This post was written by a member of the Debut Student Publisher Network. Zaki spoke to a veteran journalist to get the real scoop on how to snag that pay rise:
It’s not a question you’re likely to be in a hurry to ask. Few people enjoy talking about money in the workplace, especially with their boss. But building up the confidence to ask this key question, and doing so in the right way, can increase your income considerably.
Phil Sutcliffe is a veteran music journalist who has worked for Melody Maker, Sounds, Q and Mojo. He now runs courses for the National Union of Journalists on pitching and negotiating. He spoke to Debut about how to ask for an increase in pay.
Do it at the right time and think through your choice of words
Timing is important. There may be a natural time to ask. Doing so within weeks of starting work is unlikely to be a good idea, but broaching the subject during an appraisal or performance review could work well.
Try and do it when your boss doesn’t seem too busy or stressed. Ask if they have a minute to chat and plan what you’re going to say in advance. Tell them about what you’ve brought the company. What good things have you done to show your value? Emphasise that you see your future at the company but that it would mean a lot to be paid a bit more.
“Always do it politely, non-confrontationally, so you’re starting a negotiation, not an argument. If the answer is no, no, no, you come back to their original offer”, Sutcliffe says.
If you don’t ask, you don’t get
Some companies look at giving annual pay increases across the board, particularly where there is strong trade union representation, but many don’t.
“It’s remarkably widespread to see the people who ask for more getting it and the people that decide against doing so not getting it”, Sutcliffe says.
He points out that, just as many young workers are reluctant to ask for a pay rise, lots of those who have been in work for longer are the same.
One of his mantras is “always ask for more”. He usually cites this when discussing freelance rates, but says it’s also applicable to salaried jobs: “It’s because you need to explore the situation. Don’t accept as a given that a potential client or potential employer’s first offer to you is their final offer”.
Ask in person where possible
How do you ask? It’s entirely up to you. Some might prefer an email as they may find it awkward to ask in person.
But I think asking in person might be slightly more effective. Then you’ll be able to see their reaction first-hand and, if they decline, get an idea of how close to saying yes they were. In general, I think people tend to be more negative when they have the luxury of hiding behind an email. They also then have as long as they want to reply.

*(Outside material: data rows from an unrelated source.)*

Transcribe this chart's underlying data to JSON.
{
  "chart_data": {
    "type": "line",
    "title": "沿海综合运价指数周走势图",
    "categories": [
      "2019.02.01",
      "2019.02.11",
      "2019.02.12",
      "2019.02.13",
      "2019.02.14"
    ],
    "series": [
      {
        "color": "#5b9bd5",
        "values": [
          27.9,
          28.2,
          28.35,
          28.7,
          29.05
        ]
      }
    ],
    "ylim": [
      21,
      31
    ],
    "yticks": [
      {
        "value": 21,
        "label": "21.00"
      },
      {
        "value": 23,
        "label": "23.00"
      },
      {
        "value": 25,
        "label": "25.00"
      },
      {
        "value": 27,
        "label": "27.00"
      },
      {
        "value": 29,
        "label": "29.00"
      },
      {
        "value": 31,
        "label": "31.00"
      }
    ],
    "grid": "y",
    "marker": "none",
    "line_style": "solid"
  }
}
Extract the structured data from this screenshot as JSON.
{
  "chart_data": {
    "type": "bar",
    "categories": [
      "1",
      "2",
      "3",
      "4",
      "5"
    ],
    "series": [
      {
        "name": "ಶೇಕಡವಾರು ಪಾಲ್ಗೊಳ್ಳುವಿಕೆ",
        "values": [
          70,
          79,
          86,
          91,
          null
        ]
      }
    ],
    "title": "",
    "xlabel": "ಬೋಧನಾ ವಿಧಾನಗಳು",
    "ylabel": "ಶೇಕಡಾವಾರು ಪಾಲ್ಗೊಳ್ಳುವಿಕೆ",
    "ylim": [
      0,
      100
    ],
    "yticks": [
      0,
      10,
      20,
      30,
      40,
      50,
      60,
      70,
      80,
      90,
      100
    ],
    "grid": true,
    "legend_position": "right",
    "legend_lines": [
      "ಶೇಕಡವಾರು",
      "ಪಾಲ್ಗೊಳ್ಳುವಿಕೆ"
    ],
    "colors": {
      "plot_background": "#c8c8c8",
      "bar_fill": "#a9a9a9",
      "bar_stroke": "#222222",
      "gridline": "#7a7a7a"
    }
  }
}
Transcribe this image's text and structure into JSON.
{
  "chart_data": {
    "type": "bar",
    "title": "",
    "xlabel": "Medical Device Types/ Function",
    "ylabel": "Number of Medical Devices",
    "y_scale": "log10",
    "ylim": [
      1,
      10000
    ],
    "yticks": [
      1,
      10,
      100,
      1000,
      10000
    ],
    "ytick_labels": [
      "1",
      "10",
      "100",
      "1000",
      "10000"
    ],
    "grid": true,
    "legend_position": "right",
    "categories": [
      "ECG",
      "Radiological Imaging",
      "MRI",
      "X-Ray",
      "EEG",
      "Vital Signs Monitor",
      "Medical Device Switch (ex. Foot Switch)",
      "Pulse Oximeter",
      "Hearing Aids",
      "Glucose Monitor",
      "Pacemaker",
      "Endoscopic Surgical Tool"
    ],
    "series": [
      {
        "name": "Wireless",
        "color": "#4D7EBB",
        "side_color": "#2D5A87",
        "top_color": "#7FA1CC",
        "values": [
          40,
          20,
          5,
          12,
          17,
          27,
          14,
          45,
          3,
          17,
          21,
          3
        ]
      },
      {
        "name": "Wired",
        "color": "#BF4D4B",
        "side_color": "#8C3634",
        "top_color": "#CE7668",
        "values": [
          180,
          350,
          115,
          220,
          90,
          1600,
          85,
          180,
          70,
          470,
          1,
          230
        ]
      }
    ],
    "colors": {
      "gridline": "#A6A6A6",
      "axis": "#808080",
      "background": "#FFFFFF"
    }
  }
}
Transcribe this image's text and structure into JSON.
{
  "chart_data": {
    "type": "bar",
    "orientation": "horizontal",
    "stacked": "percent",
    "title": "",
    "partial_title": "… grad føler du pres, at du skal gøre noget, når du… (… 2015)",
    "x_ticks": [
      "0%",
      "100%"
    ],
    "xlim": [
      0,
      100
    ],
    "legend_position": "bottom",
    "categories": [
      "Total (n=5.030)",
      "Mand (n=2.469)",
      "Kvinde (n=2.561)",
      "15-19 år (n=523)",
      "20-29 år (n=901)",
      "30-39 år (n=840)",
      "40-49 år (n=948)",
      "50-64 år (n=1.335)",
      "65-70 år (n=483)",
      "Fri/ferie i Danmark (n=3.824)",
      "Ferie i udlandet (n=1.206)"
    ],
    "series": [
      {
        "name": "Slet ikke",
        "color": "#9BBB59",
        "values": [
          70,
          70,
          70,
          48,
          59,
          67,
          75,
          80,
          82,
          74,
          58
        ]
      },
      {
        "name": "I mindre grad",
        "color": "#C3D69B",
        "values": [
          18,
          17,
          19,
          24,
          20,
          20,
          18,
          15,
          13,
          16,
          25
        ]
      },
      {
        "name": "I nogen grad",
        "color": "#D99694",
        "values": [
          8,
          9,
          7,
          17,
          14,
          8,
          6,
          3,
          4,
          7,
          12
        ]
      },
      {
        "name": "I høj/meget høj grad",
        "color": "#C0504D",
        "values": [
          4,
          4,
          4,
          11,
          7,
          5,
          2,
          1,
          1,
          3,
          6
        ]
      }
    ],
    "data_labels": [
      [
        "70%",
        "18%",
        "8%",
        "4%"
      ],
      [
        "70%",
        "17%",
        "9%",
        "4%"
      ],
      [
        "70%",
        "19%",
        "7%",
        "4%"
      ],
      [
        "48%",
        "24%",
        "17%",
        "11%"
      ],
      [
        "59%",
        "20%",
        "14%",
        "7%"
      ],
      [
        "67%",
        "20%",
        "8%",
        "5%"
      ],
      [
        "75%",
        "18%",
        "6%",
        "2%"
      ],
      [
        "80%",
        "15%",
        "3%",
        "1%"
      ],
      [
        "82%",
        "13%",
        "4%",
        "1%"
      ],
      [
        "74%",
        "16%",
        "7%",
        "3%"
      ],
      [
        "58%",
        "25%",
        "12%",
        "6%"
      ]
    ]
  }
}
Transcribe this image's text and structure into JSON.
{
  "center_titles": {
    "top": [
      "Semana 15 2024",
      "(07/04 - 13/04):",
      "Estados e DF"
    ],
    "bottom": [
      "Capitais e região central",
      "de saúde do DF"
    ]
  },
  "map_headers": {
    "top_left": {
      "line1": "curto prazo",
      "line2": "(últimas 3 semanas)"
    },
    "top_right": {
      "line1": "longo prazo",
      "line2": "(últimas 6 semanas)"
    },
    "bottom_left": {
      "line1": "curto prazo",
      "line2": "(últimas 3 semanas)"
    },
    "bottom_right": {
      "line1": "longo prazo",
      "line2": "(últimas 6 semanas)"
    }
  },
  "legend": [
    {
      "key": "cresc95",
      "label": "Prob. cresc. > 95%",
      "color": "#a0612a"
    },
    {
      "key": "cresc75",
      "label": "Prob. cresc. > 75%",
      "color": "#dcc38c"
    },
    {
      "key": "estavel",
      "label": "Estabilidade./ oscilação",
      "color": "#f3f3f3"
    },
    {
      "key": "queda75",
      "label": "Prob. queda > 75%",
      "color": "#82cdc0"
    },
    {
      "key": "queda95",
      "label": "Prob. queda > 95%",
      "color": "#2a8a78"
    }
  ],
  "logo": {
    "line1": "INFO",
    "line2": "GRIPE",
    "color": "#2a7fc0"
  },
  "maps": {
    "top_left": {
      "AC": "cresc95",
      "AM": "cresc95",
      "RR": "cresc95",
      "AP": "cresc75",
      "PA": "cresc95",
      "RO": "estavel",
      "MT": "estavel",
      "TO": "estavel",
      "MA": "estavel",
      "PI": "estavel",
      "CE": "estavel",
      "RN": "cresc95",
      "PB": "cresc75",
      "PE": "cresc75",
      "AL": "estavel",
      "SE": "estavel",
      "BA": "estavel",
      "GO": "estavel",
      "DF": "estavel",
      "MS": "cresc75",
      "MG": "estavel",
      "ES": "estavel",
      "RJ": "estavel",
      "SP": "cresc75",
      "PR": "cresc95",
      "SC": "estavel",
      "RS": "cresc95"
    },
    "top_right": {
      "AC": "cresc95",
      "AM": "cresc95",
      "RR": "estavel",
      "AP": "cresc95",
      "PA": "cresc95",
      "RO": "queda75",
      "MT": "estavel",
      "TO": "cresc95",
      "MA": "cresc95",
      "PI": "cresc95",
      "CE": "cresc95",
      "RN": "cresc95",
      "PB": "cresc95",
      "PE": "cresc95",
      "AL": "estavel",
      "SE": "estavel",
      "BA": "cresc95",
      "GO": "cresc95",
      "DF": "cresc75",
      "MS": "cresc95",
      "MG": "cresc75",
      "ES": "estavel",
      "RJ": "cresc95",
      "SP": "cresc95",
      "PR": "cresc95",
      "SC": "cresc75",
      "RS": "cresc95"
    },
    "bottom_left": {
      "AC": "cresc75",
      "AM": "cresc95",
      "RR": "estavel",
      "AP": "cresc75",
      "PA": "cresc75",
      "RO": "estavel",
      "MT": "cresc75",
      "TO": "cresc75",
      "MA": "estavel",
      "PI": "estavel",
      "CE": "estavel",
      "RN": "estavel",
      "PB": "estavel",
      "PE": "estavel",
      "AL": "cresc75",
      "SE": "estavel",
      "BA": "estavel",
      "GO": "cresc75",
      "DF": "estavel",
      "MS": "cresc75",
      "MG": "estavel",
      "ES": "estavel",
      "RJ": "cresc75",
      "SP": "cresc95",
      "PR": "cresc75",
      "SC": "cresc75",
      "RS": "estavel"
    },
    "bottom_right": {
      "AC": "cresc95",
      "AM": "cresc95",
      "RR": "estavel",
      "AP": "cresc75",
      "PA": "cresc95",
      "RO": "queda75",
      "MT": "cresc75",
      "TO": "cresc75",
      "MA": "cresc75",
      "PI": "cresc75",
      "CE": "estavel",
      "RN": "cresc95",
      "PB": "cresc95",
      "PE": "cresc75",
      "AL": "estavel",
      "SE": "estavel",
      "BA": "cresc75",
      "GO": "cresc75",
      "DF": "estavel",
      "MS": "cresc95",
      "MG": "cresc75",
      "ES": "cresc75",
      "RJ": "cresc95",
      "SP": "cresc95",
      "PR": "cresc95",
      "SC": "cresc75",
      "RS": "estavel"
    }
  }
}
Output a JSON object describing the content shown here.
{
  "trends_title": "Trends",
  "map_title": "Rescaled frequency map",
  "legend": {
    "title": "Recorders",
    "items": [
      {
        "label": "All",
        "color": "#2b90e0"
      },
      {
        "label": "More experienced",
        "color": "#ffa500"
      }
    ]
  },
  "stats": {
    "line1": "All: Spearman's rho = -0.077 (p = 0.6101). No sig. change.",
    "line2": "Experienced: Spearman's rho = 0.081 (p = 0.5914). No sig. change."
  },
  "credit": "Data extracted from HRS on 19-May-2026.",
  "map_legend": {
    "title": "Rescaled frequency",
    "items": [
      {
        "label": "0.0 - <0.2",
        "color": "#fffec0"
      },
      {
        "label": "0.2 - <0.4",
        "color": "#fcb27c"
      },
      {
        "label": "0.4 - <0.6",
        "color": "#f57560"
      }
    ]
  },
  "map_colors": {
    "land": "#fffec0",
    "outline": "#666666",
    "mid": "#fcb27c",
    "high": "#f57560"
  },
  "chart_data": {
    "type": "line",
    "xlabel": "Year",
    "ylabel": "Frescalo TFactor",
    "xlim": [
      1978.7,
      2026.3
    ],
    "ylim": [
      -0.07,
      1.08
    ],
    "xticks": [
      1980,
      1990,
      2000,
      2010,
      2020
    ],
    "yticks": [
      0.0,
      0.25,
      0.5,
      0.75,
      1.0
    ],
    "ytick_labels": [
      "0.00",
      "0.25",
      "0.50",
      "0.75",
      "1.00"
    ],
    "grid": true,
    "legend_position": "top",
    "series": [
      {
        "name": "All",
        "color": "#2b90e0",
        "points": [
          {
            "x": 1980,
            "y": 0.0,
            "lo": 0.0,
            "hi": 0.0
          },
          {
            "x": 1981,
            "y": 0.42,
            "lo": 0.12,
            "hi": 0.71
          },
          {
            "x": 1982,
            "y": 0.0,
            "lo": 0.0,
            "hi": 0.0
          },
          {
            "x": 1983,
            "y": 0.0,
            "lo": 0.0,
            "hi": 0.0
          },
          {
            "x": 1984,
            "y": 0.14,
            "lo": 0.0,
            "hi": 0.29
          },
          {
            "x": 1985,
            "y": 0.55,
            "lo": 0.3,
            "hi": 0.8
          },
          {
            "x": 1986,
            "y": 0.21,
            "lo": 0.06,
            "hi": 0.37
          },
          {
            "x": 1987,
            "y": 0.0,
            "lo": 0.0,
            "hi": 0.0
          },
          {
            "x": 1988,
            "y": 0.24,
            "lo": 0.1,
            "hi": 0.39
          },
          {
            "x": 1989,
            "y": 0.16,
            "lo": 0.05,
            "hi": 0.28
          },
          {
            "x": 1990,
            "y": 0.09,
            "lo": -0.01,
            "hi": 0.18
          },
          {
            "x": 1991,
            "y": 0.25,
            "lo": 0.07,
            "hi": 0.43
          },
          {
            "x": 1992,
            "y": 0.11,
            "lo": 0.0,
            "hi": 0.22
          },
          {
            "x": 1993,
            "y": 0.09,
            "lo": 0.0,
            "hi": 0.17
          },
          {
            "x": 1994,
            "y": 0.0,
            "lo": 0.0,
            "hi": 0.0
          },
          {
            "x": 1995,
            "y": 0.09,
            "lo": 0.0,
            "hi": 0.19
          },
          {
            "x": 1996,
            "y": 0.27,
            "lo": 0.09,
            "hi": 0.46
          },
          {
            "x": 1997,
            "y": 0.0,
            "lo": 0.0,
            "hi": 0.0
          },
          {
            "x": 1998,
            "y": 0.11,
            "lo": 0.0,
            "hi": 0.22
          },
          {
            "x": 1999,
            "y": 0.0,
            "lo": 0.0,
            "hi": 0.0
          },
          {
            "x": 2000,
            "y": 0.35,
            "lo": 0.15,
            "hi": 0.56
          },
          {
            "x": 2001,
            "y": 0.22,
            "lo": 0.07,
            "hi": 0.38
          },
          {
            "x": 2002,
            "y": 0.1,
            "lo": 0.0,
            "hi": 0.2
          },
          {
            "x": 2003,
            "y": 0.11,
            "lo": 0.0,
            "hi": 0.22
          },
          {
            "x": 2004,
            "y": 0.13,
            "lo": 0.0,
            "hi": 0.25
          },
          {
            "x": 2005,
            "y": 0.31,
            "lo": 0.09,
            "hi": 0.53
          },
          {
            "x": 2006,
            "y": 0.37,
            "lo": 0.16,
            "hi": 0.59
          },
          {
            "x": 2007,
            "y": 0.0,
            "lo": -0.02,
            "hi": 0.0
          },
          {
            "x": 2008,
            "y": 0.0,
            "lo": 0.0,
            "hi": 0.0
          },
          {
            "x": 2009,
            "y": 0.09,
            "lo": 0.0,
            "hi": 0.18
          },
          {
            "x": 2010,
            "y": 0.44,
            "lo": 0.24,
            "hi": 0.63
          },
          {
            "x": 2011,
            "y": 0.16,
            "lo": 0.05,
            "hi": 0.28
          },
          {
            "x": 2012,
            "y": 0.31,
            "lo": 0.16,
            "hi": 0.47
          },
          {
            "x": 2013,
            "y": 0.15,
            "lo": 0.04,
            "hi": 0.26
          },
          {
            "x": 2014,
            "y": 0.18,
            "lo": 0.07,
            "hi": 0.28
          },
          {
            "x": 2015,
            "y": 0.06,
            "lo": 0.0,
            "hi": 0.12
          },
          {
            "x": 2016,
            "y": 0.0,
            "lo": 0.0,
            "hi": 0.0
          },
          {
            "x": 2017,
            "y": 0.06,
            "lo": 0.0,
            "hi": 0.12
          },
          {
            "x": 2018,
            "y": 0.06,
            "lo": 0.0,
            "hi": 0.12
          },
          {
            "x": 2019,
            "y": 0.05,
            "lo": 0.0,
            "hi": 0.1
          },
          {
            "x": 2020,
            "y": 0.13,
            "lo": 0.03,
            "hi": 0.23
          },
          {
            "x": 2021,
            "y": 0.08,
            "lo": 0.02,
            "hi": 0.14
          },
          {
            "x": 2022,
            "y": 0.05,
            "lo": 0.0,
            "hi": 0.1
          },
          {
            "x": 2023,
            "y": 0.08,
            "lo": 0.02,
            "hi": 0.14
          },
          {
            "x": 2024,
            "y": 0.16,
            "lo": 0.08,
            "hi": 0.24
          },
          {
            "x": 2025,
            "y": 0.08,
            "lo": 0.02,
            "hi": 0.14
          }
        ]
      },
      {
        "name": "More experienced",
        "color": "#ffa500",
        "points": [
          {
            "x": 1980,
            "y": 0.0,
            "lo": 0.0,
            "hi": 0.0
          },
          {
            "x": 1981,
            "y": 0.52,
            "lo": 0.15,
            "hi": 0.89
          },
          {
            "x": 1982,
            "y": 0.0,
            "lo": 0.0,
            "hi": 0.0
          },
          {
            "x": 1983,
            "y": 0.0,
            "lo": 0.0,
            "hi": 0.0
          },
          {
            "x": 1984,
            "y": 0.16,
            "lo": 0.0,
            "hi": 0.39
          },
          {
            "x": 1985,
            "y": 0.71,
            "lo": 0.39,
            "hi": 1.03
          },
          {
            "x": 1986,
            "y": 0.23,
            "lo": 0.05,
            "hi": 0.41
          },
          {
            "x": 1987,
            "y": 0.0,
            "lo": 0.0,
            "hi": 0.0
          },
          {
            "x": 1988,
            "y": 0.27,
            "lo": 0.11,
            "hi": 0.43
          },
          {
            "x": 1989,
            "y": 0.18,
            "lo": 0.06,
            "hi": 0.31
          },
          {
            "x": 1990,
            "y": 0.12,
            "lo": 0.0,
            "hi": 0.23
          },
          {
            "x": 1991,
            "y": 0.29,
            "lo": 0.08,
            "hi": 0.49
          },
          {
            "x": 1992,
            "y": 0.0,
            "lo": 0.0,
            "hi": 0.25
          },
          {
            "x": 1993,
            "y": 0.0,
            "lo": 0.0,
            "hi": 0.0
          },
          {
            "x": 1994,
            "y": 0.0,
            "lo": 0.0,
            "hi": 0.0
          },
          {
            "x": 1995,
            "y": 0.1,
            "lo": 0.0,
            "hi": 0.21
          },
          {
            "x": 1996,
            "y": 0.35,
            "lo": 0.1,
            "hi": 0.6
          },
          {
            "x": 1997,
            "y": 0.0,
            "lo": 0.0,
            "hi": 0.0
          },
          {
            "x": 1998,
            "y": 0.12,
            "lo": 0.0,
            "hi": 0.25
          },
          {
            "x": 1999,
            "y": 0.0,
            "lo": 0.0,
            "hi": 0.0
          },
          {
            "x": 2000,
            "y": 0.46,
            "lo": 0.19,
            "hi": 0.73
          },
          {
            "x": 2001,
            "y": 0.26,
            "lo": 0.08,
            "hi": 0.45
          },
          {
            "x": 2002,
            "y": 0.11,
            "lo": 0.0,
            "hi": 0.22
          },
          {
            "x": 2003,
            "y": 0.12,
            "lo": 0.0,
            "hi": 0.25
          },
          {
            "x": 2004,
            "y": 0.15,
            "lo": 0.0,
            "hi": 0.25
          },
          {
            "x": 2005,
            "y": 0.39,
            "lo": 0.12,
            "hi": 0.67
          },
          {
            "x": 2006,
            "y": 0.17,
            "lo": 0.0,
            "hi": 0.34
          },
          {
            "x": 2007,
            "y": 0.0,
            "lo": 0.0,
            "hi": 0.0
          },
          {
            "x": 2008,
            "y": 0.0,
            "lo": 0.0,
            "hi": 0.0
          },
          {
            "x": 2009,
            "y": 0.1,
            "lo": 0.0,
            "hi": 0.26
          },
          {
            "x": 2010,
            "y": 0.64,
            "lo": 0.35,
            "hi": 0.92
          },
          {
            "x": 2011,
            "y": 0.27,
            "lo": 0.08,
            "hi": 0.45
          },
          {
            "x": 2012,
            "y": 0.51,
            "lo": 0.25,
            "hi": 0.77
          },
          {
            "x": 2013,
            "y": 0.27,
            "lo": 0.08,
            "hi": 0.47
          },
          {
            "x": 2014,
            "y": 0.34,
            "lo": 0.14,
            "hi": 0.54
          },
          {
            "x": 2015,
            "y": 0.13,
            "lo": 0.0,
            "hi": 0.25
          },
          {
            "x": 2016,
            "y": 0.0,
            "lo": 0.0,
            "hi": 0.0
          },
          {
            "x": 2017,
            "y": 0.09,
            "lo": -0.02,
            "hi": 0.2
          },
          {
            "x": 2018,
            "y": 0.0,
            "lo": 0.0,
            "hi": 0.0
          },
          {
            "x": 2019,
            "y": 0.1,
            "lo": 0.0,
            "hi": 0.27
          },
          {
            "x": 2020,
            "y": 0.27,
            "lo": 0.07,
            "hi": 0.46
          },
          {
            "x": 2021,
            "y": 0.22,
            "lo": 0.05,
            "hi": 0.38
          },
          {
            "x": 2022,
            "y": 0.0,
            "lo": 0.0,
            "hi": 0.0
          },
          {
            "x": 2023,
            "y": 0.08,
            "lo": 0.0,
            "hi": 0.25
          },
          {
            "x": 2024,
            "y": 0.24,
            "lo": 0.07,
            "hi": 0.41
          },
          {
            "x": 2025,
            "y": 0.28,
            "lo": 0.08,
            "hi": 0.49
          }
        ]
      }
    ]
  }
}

Asking in person might catch someone slightly off-guard and have them suggest that you “ask again in a couple of months”. Then you’d be in a stronger position two months on, which might be a shorter period of time than what they might suggest by email once they’ve had time to look at the company’s books or ask their own manager.
Find out what might be a reasonable rate to aim for
Speak to your colleagues in the pub. Casually ask what they’re on or how long they waited to ask for a rise. Chat to your trade union rep if you have one; they’re likely to know what the company pays some of its employees. Look at what salary other companies are offering for similar jobs online. If you want to suggest a figure rather than ask what they might be willing to offer, you could mention what rival companies pay those in similar roles to help your case.
But don’t threaten to leave if they turn it down or do anything which may leave you in a difficult position.
Negative consequences are extremely rare
Sutcliffe says that a widespread fear among people considering asking for more is that their employer will react negatively and even punish them for posing the question.
“But it’s vanishingly rare. We have heard of cases where that’s happened, but it’s really, really unusual. Particularly if you keep to non-confrontational ways of doing it, both in what you say and your tone of voice. Emails have tone of voice as well.”
It’s fair to say it’s very unlikely you asking for more will get the same reply Oliver Twist did in Charles Dickens’ famous novel.
There may be a silver lining even if you don’t get it
Even if your boss says no, asking for more can have positive consequences. If they say they’ll chat about it again after a specified period of time, make a note of when and remember to ask once more then.
Putting the question to them and making them think about what your work is worth could lead them to value it more. They may also see qualities in you that they want their employees to have.
“Your employer is likely to see you as a person with a degree of confidence and self-esteem, and think that, when representing them, you’re likely to be better at striking good deals with other people the company does business with”, Sutcliffe adds.
There are some questions you never particularly want to ask, but building up the confidence to do so can be important, even if you don’t get the answer you were looking for first time round.